Author Details: Ravneet Ravinder Verma,Ravinder Verma*

Volume : 2

Issue : 2

Online ISSN : XXXX

Print ISSN : XXXX

Article First Page : 53

Article End Page : 57


Abstract

Ramsay Hunt syndrome is the second most common cause of facial palsy.
At least three separate neurological syndromes carry the name of Ramsay Hunt syndrome (RHS), their only connection being that they were all first described by James Ramsay Hunt. Ramsay Hunt syndrome (RHS) type 1 is a rare and nebulous entity that has alternatively been called dyssynergia cerebellaris myoclonica, dyssynergia cerebellaris progressiva, dentatorubral degeneration, or Ramsay Hunt cerebellar syndrome.
Ramsay Hunt syndrome (RHS) type 2 is a disorder that is caused by the reactivation of preexisting herpes zoster virus in a nerve cell bundle (the geniculate ganglion). Ramsay Hunt syndrome type III, a less commonly referenced condition, and a neuropathy of the deep palmar branch of the ulnar nerve. Ramsay Hunt Syndrome Type II (RHS) is a rare neurological disorder. This syndrome is caused by the varicella zoster virus (VZV), the same virus that causes chickenpox in children and shingles (herpes zoster) in adults. In cases of Ramsay-Hunt syndrome Type II, previously inactive varicella-zoster virus is reactivated and spreads to affect the facial nerves. The classic Ramsay Hunt syndrome, which always develops after a herpetic infection, also can be associated with vertigo, ipsilateral hearing loss, tinnitus, and facial paresis apart from otalgia. Magnetic resonance imaging (MRI) is a new and important tool for use in diagnosing and investigating diseases affecting the facial nerve.

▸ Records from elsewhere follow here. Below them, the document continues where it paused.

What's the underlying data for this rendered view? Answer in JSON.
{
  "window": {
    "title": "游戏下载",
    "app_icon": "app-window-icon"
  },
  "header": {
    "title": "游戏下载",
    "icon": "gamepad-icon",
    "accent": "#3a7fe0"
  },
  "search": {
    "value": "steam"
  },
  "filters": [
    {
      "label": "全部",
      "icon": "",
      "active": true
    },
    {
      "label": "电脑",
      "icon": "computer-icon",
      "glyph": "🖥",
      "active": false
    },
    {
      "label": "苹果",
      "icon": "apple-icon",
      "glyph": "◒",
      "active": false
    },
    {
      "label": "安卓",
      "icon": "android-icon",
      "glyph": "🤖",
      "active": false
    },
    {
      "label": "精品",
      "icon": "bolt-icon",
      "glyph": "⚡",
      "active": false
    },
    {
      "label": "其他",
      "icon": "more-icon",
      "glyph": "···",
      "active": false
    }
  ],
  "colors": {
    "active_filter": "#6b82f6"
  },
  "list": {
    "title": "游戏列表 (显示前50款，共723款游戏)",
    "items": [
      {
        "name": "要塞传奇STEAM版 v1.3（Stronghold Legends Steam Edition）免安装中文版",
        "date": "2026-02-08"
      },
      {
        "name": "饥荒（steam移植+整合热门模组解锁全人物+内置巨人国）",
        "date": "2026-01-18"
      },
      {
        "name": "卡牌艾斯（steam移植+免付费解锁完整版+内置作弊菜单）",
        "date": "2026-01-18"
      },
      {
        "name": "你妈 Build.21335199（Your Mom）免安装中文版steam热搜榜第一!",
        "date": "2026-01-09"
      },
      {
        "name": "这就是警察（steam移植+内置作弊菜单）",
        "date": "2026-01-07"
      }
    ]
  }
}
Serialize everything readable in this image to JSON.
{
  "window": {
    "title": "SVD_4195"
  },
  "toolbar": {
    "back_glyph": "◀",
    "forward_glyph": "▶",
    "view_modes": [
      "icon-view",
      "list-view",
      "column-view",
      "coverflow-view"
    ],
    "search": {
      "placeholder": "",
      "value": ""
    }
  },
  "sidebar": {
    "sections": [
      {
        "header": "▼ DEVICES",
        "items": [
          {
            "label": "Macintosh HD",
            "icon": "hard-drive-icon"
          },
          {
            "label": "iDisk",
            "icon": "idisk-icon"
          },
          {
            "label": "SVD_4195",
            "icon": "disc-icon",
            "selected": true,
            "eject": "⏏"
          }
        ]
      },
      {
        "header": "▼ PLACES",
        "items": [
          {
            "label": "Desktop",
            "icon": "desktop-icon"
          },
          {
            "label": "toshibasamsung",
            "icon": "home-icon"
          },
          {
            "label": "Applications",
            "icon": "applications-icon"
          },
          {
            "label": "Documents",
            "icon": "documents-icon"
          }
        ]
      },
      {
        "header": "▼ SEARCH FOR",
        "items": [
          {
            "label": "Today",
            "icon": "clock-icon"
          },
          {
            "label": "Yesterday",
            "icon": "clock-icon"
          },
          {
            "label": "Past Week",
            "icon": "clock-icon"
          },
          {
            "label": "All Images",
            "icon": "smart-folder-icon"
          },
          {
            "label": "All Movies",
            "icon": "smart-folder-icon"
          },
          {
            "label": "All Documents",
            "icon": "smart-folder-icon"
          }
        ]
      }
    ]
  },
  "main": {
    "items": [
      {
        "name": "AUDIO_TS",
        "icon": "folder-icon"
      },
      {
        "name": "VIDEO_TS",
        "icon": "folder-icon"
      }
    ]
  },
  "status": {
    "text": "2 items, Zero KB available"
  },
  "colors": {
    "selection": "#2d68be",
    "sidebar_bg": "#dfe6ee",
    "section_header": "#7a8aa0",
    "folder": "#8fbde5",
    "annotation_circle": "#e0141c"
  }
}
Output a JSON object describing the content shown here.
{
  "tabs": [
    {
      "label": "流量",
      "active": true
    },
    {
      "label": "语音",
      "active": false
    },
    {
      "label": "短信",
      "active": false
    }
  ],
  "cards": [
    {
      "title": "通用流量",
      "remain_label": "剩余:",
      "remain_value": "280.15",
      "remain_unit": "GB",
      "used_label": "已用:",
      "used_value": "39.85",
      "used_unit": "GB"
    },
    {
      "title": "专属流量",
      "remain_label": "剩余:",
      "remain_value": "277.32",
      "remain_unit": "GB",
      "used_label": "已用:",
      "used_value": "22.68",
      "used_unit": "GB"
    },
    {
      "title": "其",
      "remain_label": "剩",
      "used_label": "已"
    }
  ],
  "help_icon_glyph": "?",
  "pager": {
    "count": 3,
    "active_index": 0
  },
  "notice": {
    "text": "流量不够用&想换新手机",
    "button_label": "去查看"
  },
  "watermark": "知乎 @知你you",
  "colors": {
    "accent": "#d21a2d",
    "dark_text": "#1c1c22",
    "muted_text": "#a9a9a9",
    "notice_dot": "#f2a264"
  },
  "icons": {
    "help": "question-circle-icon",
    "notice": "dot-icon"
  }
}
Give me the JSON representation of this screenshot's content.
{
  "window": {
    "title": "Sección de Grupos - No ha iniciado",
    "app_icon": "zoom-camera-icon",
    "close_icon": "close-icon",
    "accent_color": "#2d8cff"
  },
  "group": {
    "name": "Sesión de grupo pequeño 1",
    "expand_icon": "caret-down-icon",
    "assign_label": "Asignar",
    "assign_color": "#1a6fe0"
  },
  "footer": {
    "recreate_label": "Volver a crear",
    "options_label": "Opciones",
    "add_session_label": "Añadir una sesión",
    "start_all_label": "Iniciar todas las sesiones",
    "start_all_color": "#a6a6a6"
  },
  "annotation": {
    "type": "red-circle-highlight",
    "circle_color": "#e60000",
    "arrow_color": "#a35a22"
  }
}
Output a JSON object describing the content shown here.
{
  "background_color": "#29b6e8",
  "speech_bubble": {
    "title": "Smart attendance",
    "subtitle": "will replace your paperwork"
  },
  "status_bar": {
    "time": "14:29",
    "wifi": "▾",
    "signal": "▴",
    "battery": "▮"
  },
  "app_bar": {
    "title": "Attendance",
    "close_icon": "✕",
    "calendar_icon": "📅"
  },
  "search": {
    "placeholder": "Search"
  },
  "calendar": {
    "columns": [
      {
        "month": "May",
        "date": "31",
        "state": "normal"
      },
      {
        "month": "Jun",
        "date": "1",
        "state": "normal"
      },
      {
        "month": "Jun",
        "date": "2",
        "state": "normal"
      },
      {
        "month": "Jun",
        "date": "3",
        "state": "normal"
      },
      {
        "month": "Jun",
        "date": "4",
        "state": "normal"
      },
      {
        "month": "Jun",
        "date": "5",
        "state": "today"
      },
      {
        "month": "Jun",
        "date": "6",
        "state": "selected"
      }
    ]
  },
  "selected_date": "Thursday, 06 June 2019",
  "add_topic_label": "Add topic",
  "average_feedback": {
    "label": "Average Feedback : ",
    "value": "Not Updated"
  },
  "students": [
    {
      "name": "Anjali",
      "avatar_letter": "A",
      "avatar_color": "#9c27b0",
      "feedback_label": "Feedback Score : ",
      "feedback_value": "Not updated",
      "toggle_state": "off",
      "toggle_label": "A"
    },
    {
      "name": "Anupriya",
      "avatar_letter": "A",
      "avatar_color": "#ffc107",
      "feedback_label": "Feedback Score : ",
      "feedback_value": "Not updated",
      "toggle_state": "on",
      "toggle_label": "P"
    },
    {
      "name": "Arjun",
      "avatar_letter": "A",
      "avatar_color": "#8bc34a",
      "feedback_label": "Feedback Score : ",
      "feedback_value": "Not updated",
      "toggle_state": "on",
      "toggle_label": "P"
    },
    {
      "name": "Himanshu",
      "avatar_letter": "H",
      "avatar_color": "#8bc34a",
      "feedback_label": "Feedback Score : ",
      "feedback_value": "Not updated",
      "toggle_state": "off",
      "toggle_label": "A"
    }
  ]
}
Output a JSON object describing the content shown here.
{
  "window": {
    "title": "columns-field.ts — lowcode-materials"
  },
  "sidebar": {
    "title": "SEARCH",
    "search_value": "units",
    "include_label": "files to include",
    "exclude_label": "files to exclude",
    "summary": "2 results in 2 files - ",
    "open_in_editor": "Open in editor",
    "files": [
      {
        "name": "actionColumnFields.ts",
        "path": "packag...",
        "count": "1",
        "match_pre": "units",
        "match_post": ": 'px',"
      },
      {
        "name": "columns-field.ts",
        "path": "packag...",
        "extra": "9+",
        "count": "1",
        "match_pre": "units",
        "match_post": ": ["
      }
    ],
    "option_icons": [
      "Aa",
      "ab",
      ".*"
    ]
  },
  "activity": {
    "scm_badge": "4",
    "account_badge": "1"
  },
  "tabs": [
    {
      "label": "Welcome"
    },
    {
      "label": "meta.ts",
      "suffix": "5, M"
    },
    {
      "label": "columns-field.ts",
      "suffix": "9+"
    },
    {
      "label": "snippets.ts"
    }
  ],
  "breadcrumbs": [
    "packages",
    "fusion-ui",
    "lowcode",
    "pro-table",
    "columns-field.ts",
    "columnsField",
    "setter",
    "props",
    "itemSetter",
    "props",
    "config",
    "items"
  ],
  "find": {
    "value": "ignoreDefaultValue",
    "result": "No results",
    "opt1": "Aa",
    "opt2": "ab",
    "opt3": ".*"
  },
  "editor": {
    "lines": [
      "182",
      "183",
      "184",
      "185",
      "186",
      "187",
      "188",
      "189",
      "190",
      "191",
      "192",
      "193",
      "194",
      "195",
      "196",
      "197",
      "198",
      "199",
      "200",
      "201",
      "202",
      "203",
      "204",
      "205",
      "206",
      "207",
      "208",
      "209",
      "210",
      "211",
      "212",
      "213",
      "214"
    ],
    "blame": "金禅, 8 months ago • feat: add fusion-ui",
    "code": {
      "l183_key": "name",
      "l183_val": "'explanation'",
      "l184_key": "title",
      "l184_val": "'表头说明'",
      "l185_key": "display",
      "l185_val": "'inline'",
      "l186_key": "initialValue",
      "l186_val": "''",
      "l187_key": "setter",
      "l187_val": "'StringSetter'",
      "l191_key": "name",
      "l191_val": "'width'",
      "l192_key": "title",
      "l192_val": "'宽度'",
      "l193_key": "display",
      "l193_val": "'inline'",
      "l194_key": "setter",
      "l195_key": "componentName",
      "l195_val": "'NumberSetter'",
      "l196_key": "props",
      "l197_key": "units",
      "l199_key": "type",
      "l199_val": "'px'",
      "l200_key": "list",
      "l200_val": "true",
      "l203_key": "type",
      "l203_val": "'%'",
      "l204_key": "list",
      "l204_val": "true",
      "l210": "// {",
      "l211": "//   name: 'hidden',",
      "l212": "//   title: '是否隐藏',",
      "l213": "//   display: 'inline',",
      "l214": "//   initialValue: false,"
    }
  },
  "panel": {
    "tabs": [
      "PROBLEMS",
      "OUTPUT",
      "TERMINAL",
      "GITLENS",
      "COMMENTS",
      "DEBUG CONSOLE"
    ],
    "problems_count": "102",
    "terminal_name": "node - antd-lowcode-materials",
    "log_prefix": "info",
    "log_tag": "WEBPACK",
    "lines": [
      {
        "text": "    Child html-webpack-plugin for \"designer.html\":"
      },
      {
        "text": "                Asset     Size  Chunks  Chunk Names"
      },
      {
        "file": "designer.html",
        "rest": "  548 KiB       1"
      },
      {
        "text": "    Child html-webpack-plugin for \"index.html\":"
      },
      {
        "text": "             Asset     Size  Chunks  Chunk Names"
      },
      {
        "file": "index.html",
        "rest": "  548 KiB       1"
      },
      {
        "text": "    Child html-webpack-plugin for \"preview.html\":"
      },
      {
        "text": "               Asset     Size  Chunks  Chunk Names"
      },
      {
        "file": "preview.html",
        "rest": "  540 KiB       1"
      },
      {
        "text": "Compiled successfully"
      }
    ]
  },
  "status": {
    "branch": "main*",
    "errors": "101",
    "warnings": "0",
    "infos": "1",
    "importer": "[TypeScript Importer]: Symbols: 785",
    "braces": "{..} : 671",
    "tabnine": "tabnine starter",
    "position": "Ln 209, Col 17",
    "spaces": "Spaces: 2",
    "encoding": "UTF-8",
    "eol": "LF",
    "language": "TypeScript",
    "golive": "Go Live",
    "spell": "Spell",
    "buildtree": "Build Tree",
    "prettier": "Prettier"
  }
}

In recent gadolinium-DTPA enhanced MRI (GdMRI) studies it has unequivocally been demonstrated that ipsilateral facial nerve, geniculate ganglion, auditory and vestibular nerves, cochlea and vestibule contrast enhancement is present. A case report of Ramsay Hunt syndrome with cochleo-vestibular involvement is reported and role of Gd-MRI is discussed.

Keywords: VZV-Varicella zoster virus, Ramsay hunt syndrome RHS, Facial palsy, GD MRI.